Furthermore, the conflict has had wider implications on the global stage, particularly with regard to oil prices. The World Bank has warned that oil prices could reach as high as $157 per barrel in the event of a substantial disruption in crude oil supply in the Middle East.
Samer al-Majali, reflecting on past regional challenges such as the Iraq wars, the Arab uprisings, the fight against ISIS in northern Syria, the Ukraine conflict, and most recently the Israel-Gaza conflict, emphasised the wealth of experience they have amassed in navigating these intricate situations. “We built up a lot of experience dealing with these issues.”
Meanwhile, Royal Air Maroc, based in Casablanca, suspended its flights to and from Tel Aviv's Ben Gurion Airport until the end of December, as indicated on its website. The airline faced a dual blow with the Israel-Gaza conflict following a devastating earthquake in Morocco, the most severe in over six decades.
Abdelhamid Addou, the chief executive of Royal Air Maroc, highlighted that travellers tend to return more swiftly after a natural disaster than after a war or an act of terrorism. Recovering from the earthquake took a couple of weeks, but the current circumstances are expected to require a longer period for normalisation. The interruption in operations has affected connecting flights in the region, hindering the airline's core mission of connecting people. He said: “We have suffered a lot during the earthquake. We found out that globally travellers come back easier after a natural disaster than after a war or [act of] terrorism.”

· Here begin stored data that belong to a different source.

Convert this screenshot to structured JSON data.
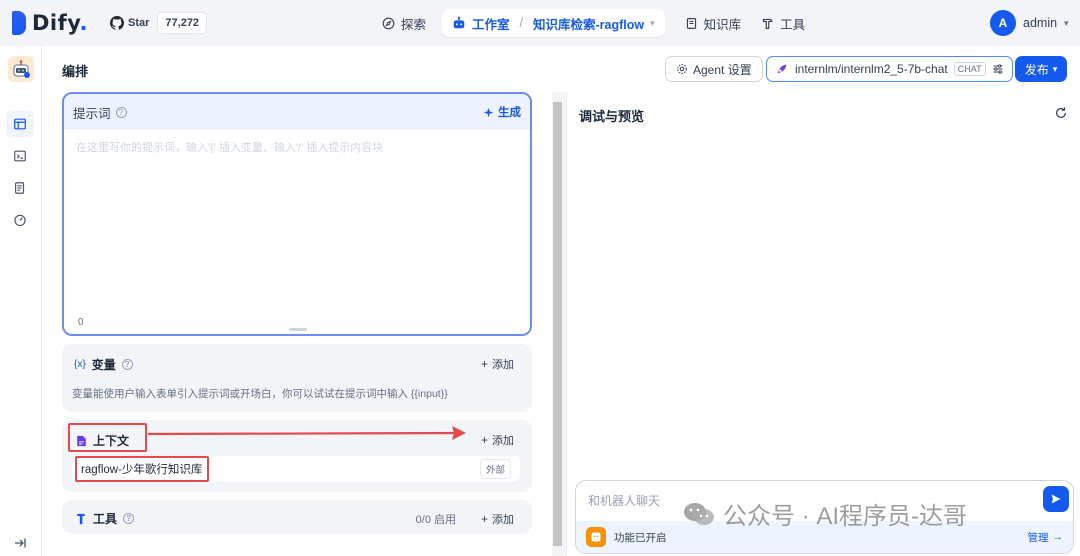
{
  "brand": {
    "name": "Dify",
    "dot": ".",
    "accent_color": "#155aef"
  },
  "github": {
    "label": "Star",
    "count": "77,272"
  },
  "nav": {
    "explore": "探索",
    "studio": "工作室",
    "app_name": "知识库检索-ragflow",
    "knowledge": "知识库",
    "tools": "工具"
  },
  "user": {
    "initial": "A",
    "name": "admin"
  },
  "header": {
    "title": "编排",
    "agent_settings": "Agent 设置",
    "model": "internlm/internlm2_5-7b-chat",
    "model_tag": "CHAT",
    "publish": "发布"
  },
  "prompt": {
    "title": "提示词",
    "generate": "生成",
    "placeholder": "在这里写你的提示词，输入'{' 插入变量、输入'/' 插入提示内容块",
    "count": "0"
  },
  "variables": {
    "icon_text": "{x}",
    "title": "变量",
    "add": "添加",
    "description": "变量能使用户输入表单引入提示词或开场白，你可以试试在提示词中输入 {{input}}"
  },
  "context": {
    "title": "上下文",
    "add": "添加",
    "item": "ragflow-少年歌行知识库",
    "item_tag": "外部"
  },
  "tools": {
    "title": "工具",
    "count": "0/0 启用",
    "add": "添加"
  },
  "debug": {
    "title": "调试与预览",
    "input_placeholder": "和机器人聊天",
    "features_status": "功能已开启",
    "manage": "管理"
  },
  "watermark": {
    "text": "公众号 · AI程序员-达哥"
  },
  "annotation_color": "#e5484d"
}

“It took a couple of weeks to get back to normal after the earthquake, but that's not the case now with what is happening...it will take longer.
“Our business is to connect people and bring them together and any time there's such a crisis, we cannot do our work properly.”
Emirates, a major player in the Gulf, has also taken measures in response to the situation. It has suspended all flights to and from Tel Aviv, and Adel Al Redha, Emirates' Chief Operating Officer, noted that although certain segments of their network, primarily in the Far East, have been marginally impacted, much of their global network continues to operate effectively.
In Saudi Arabia, Riyadh Air, the startup airline in Saudi Arabia set to commence operations in 2025, spoke of the requirement of airlines to implement a proactive strategy to tackle various disaster scenarios, from conflicts to volcanic eruptions. Chief executive, Tony Douglas, underscored the ever-present uncertainty in the airline industry and the importance of embracing it. The airline is expected to unveil a new aircraft livery at the upcoming Dubai Airshow in November, with hopes of soon placing a narrow-body aircraft order.
The disruption has had a profound impact on travel to the region. Ticket sales to Egypt have declined by 26% year-on-year, while those to Jordan have plummeted by 49%, and to Lebanon by a staggering 74%, according to Forward Keys. Major airlines, including British Airways, Virgin Atlantic, Lufthansa, Eurowings, easyJet and Swiss, have suspended their flights to multiple destinations across the Middle East.
The challenges faced by airlines operating in the region reflect the profound interplay between geopolitical events and the global travel industry. As they navigate these complexities, the resilience and adaptability of these carriers remain pivotal in ensuring continued connectivity by international air travel.